Business secretary says money loaned by bank is likely to go on government’s books
The government is likely to put the money loaned by the proposed Green Investment Bank on the government’s accounts, according to business secretary Vince Cable.
Cable, speaking at a fringe event of the Liberal Democrat party conference in Liverpool, said the government was examining a range of options in setting up the proposed body.
There has been speculation that Coalition chancellor George Osborne was planning to make the bank wholly private funded, thereby taking the lending off the government’s balance sheet, and stopping it from adding to UK’s spiralling public debt.
However Cable said that while all options had been considered, ministers were now leaning towards an on-balance sheet body. It is significant because it means money will have to be found for the body from the government’s increadibly tight spending review.
He said: “We’ve been discussing models. Obviously at one extreme you could have a wholly private bank, with a wholly public bank at the other extreme – and we’ve been weighing options.
“It looks like it’ll end up being an institution on the public balance sheet which will leverage private funding. However, where the money comes from is another question.”

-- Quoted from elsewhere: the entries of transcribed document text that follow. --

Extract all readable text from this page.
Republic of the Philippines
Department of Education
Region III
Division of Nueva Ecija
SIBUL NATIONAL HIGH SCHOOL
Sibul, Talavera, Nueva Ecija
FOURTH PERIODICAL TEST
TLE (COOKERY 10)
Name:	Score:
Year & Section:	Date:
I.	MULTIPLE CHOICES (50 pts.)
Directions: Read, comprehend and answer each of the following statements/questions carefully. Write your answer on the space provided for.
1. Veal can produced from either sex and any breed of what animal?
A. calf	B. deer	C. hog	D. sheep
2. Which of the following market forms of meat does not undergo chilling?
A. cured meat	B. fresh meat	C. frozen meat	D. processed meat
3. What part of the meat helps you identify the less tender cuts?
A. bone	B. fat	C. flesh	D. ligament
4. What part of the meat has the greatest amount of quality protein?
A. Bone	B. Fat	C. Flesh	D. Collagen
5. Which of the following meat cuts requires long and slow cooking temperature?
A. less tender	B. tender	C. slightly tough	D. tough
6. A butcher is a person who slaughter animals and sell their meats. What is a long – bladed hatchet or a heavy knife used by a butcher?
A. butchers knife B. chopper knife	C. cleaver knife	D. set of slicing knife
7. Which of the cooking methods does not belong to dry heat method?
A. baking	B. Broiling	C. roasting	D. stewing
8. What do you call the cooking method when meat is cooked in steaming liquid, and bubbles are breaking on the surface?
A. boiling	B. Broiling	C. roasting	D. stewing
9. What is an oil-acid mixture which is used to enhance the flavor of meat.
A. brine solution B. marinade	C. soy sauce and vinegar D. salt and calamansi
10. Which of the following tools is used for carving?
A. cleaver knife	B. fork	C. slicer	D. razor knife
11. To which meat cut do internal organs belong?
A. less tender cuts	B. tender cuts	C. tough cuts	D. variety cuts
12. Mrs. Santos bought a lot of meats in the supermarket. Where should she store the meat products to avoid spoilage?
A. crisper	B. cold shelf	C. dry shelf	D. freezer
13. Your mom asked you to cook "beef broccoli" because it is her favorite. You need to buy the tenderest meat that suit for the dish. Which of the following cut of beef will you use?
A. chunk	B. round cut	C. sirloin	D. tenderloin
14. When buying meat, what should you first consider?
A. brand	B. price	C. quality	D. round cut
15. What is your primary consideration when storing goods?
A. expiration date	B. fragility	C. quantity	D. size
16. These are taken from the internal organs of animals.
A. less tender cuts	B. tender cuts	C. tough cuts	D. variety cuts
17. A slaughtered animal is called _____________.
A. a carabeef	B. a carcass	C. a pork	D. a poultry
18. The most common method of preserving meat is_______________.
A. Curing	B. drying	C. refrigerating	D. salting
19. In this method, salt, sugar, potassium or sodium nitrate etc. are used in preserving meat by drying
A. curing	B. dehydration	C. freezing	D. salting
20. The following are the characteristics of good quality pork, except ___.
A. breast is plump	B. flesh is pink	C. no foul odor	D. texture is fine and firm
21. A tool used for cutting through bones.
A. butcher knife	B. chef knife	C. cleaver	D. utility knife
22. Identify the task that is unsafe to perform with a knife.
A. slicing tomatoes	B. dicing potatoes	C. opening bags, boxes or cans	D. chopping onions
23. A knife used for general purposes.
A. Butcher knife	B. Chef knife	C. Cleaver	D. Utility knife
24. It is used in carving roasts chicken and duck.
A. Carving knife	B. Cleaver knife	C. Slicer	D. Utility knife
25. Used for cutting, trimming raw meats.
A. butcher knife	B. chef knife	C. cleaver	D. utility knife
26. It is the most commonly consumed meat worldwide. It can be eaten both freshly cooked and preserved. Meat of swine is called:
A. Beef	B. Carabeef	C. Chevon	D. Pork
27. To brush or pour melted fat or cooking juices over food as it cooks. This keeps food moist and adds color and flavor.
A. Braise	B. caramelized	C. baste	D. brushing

Cable, who was speaking at an event organised by the Institution of Civil Engineers to discusss funding UK infrastructure, said it wasn’t clear that a wholly private bank would bring any new money to the table.
Under previous Labour plans, a £2bn fund was to be set up with money from the selling off of mature infrastructure assets, such as the Channel Tunnel Rail Link. The Coalition has so far not said where the money will come from, and Cable’s words suggest no final decision has yet been taken.